France has enforced the separation of church and state since 1905, but a growing tide of anti-Muslim sentiment among the country’s more right-leaning groups has put pressure on Sarkozy to crack down on religious displays in public spaces. Particularly in cities, such as Paris and Marseilles, mosques are located in small buildings and storefronts with little space, leaving many worshippers no other option but to face Mecca in the street. Marine le Pen, leader of the far-right National Front, has equated Muslims praying in Paris’s streets to the Nazi invasion of France in the Second World War, albeit “without the tanks or soldiers,” but instead with fundamentalist displays in a proudly secular society. “Praying in the street is not dignified for religious practice and violates the principles of secularism,” Interior Minister Claude Guéant told Le Figaro. “All Muslim leaders are in agreement.”
Mohammed Salah Hamza is one of those leaders. As the imam who leads some 2,000 Muslims at a makeshift mosque in a vacant fire station in northern Paris, which opened on the day the ban became law, he says that moving worshippers into an actual place of worship is “the beginning of a solution.” But Hamza called on the government to be more accommodating to France’s Muslim population—the biggest in Western Europe—and opposed being herded into makeshift spaces. “We are not cattle,” Hamza told France’s TF1 News. The 2,000-sq.-metre fire station was only handed over to worshippers under a three-year lease two days before the deadline, after an uneasy accord was reached with municipal authorities. In Marseilles, a disused hangar was set aside as a temporary mosque in a similar deal, but is in a state of such disrepair that it was unusable for the Sept. 16 deadline. Guéant estimates that half of the country’s 2,000 mosques have been built in the last decade.
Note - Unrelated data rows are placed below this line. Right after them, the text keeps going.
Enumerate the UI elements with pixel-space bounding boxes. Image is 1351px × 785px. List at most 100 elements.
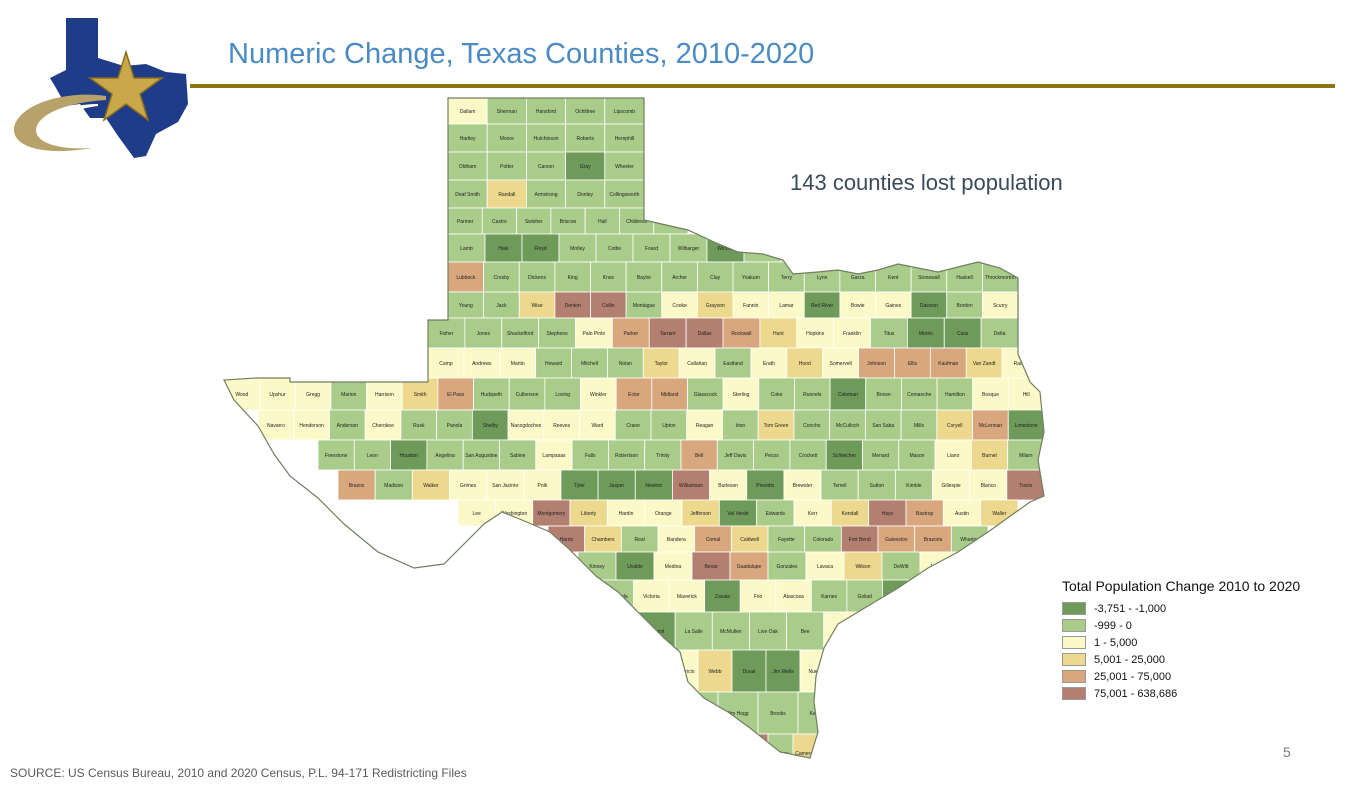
legend-label: 25,001 - 75,000 — [1094, 670, 1172, 683]
county-label: Williamson — [679, 483, 703, 489]
county: Webb — [697, 649, 733, 693]
county-shape — [584, 525, 622, 553]
county: Randall — [486, 179, 527, 209]
county: Morris — [906, 317, 945, 349]
county: Henderson — [293, 409, 330, 441]
county-label: Austin — [955, 511, 969, 517]
county-label: Liberty — [581, 511, 597, 517]
county-label: Denton — [565, 303, 581, 309]
county: Burleson — [709, 469, 748, 501]
county: Deaf Smith — [447, 179, 488, 209]
county-shape — [696, 261, 734, 293]
county: Llano — [934, 439, 972, 471]
county-label: Lamar — [779, 303, 794, 309]
county-shape — [259, 377, 296, 411]
county-shape — [746, 469, 785, 501]
page-title: Numeric Change, Texas Counties, 2010-202… — [228, 38, 815, 70]
county: Titus — [870, 317, 908, 349]
county-label: Reagan — [696, 423, 714, 429]
county: Wilson — [843, 551, 883, 581]
county-shape — [783, 469, 822, 501]
county-label: San Patricio — [668, 669, 695, 675]
county-shape — [632, 233, 671, 263]
county-label: Terry — [781, 275, 793, 281]
county: Coleman — [829, 377, 867, 411]
county-label: Lavaca — [817, 564, 833, 570]
county: Loving — [544, 377, 581, 411]
county-label: Madison — [384, 483, 403, 489]
county: Kaufman — [929, 347, 967, 379]
county: Archer — [661, 261, 698, 293]
county: Fisher — [427, 317, 466, 349]
county: Red River — [803, 291, 841, 319]
county: Parker — [611, 317, 650, 349]
county: Val Verde — [718, 499, 758, 527]
county-label: Randall — [498, 192, 515, 198]
county-label: Tyler — [574, 483, 585, 489]
county-label: Rains — [1014, 361, 1027, 367]
county: Aransas — [860, 611, 899, 651]
county-shape — [767, 733, 794, 758]
county: Bastrop — [905, 499, 944, 527]
county: Waller — [980, 499, 1019, 527]
county-label: Concho — [803, 423, 820, 429]
county: Kent — [875, 261, 912, 293]
county: Travis — [1006, 469, 1044, 501]
county: Stephens — [538, 317, 576, 349]
county-label: Hemphill — [615, 136, 634, 142]
county-label: Orange — [655, 511, 672, 517]
county: Cameron — [792, 733, 819, 758]
county: Bee — [786, 611, 825, 651]
county-shape — [820, 469, 859, 501]
county-label: Gray — [580, 164, 591, 170]
county-label: Bandera — [667, 537, 686, 543]
county: Starr — [717, 733, 744, 758]
county-label: Delta — [994, 331, 1006, 337]
county-label: Scurry — [993, 303, 1008, 309]
county: Jim Hogg — [717, 691, 759, 735]
county-label: Guadalupe — [737, 564, 762, 570]
county-shape — [789, 439, 827, 471]
county: Carson — [525, 151, 566, 181]
county-label: Carson — [538, 164, 554, 170]
county-shape — [607, 347, 644, 379]
county-shape — [685, 317, 724, 349]
county-label: Tom Green — [764, 423, 789, 429]
county-label: Medina — [665, 564, 682, 570]
county-shape — [929, 347, 967, 379]
county-label: Jasper — [609, 483, 624, 489]
county-label: Eastland — [723, 361, 743, 367]
county: Duval — [731, 649, 767, 693]
county: Baylor — [625, 261, 663, 293]
county-shape — [686, 409, 723, 441]
county-shape — [615, 551, 655, 581]
county-label: Bastrop — [916, 511, 933, 517]
county: Menard — [862, 439, 900, 471]
county-shape — [597, 579, 634, 613]
county: Hartley — [447, 123, 488, 153]
county-shape — [919, 551, 959, 581]
county: Dallam — [447, 98, 488, 125]
county: Reagan — [686, 409, 723, 441]
county: Limestone — [1007, 409, 1044, 441]
county-label: Clay — [710, 275, 721, 281]
county: Liberty — [569, 499, 608, 527]
county: Roberts — [565, 123, 606, 153]
county: Erath — [750, 347, 788, 379]
county-label: Limestone — [1015, 423, 1038, 429]
county-label: Wharton — [960, 537, 979, 543]
county-shape — [554, 261, 591, 293]
county: Callahan — [678, 347, 716, 379]
logo-swoosh-icon — [13, 94, 106, 152]
legend-label: -3,751 - -1,000 — [1094, 602, 1167, 615]
county: Brown — [865, 377, 902, 411]
county-label: Kenedy — [810, 711, 827, 717]
county-shape — [518, 291, 556, 319]
county: Wichita — [706, 233, 745, 263]
county-label: Shackelford — [507, 331, 534, 337]
county-shape — [538, 317, 576, 349]
county-shape — [768, 291, 805, 319]
county: Lamar — [768, 291, 805, 319]
county-shape — [972, 409, 1009, 441]
county-label: Archer — [672, 275, 687, 281]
The issue of integrating the Muslim population into a secular society has exposed a disturbing tendency of the French government to marginalize, and even sometimes criminalize, Muslim customs and rituals. Even Muslims who welcome the new prayer spaces fear the ban will leave many worshippers literally out in the cold, as the makeshift accommodations can’t fit everyone. While many said they would respect the new law, about 200 worshippers in Paris’s La Goutte d’Or neighbourhood defied the ban, even as Guéant said force could be used by police, and a group of young men calling themselves Forsane Alizza showed up to the fire station mosque in an attempt to disrupt prayer services. Many in France note the timing of the ban indicates the government is prepared to single out Muslims as the presidential election approaches. But most Parisian Muslims are happy to get out of the crowded streets. “We found a nice and clean place to pray,” one worshipper at the new fire station mosque told France 24. “That’s what we needed.” Whether other members of France’s Muslim population will find such a place before getting arrested remains to be seen.